HP Inc chief executive Dion Weisler is out to "radically simplify and enhance" the way his company engages with partners as it confronts a competitive market, especially in its PC and printer businesses.
"Our core markets are still in flux, and we believe the change will only accelerate," Weisler said during a conference call to discuss the company's fourth-quarter earnings. "Macro and market conditions are uncertain. We know how to operate in up and down markets, and we're prepared to tackle the challenges.
"We're making Partner First updates, and we're going to radically simplify and enhance partner engagement. We're on the right track and investing in our partners to help grow our business," Weisler said.
It's been a year since HP Inc split from Hewlett Packard Enterprise, and Weisler's unit gained its independence amid of maelstrom of market forces upending the PC and printer markets.
As the global PC market contracts, its dominant vendors – HP, Dell and Lenovo – battle for market share. Worldwide, HP and Dell are rapidly gaining ground on Lenovo.
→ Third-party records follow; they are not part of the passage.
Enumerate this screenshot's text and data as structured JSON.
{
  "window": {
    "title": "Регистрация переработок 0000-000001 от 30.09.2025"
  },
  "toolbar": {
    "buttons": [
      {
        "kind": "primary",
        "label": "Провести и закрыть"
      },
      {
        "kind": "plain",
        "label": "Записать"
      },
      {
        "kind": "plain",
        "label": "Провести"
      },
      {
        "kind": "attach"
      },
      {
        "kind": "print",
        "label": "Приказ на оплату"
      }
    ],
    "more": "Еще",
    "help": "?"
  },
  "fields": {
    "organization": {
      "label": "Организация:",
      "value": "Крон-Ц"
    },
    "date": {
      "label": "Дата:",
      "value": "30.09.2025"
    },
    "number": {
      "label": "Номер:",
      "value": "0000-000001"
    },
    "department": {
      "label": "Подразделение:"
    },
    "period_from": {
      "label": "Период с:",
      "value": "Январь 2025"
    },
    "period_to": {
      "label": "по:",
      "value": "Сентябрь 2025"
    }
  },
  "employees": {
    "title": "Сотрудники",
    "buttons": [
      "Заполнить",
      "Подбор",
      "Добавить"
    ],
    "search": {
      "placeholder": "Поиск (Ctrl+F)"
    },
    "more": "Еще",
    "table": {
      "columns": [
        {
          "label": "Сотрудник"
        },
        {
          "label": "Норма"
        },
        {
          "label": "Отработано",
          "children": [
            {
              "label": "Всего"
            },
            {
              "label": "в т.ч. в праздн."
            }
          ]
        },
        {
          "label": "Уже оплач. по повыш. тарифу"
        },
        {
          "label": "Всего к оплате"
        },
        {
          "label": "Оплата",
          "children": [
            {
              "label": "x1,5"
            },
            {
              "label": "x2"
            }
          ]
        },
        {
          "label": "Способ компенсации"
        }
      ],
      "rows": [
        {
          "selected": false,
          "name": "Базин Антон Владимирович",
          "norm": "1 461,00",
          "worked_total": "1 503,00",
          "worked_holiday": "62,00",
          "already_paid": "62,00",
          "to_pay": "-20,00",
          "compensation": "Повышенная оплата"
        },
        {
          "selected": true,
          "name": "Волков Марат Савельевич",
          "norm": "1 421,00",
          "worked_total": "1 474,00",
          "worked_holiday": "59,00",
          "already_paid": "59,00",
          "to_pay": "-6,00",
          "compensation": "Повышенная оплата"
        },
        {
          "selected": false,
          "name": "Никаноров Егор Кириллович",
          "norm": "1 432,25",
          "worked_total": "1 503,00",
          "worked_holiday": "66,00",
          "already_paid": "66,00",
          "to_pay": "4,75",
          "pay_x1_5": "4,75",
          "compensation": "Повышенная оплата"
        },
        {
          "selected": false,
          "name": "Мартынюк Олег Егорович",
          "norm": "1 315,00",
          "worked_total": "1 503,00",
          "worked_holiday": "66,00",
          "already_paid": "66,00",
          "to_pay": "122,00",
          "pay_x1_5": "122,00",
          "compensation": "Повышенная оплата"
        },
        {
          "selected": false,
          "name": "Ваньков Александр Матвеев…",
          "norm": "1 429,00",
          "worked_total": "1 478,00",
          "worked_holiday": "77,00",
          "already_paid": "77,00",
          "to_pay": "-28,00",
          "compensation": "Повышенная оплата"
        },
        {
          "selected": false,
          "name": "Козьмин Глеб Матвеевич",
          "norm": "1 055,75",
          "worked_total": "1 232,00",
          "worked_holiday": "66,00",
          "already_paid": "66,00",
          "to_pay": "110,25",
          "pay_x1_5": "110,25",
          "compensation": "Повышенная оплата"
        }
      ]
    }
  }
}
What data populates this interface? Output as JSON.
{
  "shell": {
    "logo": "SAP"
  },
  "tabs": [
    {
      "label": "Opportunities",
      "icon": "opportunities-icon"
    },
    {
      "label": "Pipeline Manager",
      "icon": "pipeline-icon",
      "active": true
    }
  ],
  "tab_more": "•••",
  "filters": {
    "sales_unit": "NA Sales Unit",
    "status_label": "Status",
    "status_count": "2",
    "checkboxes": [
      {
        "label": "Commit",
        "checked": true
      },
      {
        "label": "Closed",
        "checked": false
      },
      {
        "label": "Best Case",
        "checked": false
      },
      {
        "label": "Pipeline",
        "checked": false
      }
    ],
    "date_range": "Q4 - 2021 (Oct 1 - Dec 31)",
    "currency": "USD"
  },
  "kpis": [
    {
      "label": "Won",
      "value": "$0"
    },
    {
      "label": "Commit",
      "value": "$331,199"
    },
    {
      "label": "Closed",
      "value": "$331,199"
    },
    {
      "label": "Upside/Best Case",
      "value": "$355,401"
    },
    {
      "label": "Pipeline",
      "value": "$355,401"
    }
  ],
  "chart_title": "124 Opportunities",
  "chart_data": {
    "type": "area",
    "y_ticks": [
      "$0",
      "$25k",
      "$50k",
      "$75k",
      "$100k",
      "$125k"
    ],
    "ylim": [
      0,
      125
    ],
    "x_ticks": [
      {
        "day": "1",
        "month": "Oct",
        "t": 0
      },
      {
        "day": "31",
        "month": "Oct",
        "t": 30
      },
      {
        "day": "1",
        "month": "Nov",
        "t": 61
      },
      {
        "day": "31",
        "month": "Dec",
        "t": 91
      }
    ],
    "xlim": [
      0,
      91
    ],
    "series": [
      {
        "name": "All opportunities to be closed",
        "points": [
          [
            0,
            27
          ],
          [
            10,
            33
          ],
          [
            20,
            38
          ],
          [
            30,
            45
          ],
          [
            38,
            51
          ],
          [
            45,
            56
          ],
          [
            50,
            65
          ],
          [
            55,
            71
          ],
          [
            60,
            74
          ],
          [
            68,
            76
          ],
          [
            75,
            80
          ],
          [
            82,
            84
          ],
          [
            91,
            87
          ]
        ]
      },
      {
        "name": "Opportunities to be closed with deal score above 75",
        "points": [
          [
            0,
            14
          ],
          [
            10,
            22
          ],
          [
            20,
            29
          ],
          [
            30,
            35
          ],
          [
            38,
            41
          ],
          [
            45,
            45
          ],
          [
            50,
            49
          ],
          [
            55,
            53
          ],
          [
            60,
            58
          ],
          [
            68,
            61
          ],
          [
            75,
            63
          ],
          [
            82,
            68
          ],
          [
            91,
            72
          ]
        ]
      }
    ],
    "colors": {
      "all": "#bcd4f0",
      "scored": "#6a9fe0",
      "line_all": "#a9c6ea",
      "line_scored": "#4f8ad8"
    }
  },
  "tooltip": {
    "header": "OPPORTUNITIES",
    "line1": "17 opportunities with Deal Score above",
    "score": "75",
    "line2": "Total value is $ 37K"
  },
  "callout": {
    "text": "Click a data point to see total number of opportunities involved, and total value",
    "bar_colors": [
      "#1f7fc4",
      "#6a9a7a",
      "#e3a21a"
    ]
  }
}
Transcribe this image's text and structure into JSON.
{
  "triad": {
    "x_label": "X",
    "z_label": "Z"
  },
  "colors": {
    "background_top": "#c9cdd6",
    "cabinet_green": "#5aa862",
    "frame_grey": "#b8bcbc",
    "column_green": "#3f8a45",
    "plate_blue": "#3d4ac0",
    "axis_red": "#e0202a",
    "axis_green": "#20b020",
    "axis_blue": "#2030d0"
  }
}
"Last year we faced headwinds, difficult market conditions," Weisler said, adding that the company's restructuring efforts have been accelerated while maintaining "key investments in innovation."
"The PC market is operating as we expected it to," Weisler said. "There's uncertainty in the market, it hasn't returned to growth, but we've adjusted much more quickly than many of our competitors as a result of being an independent company.
"Overall it's a tough and competitive market. We're outperforming the market as a whole and the competition. We're forcing our competitors to raise their bar if they want to compete for the hearts and minds of premium customers."
Revenue from HP's printer business declined 8.2 percent year-over-year. The company said in September that it would buy Samsung's printer business for a little more than US$1 billion. The company also expects to begin delivering new A3 printer solutions in April, Weisler said.
HP's Q4 profit declined to US$492 million, about 28 cents a share, from US$1.32 billion, or 73 cents a share, a year earlier. Revenue rose two percent to US$12.51 billion.
The company said it expects a profit of 35-38 cents a share in the first quarter. Analysts were expecting 38 cents a share, according to Thomson Reuters.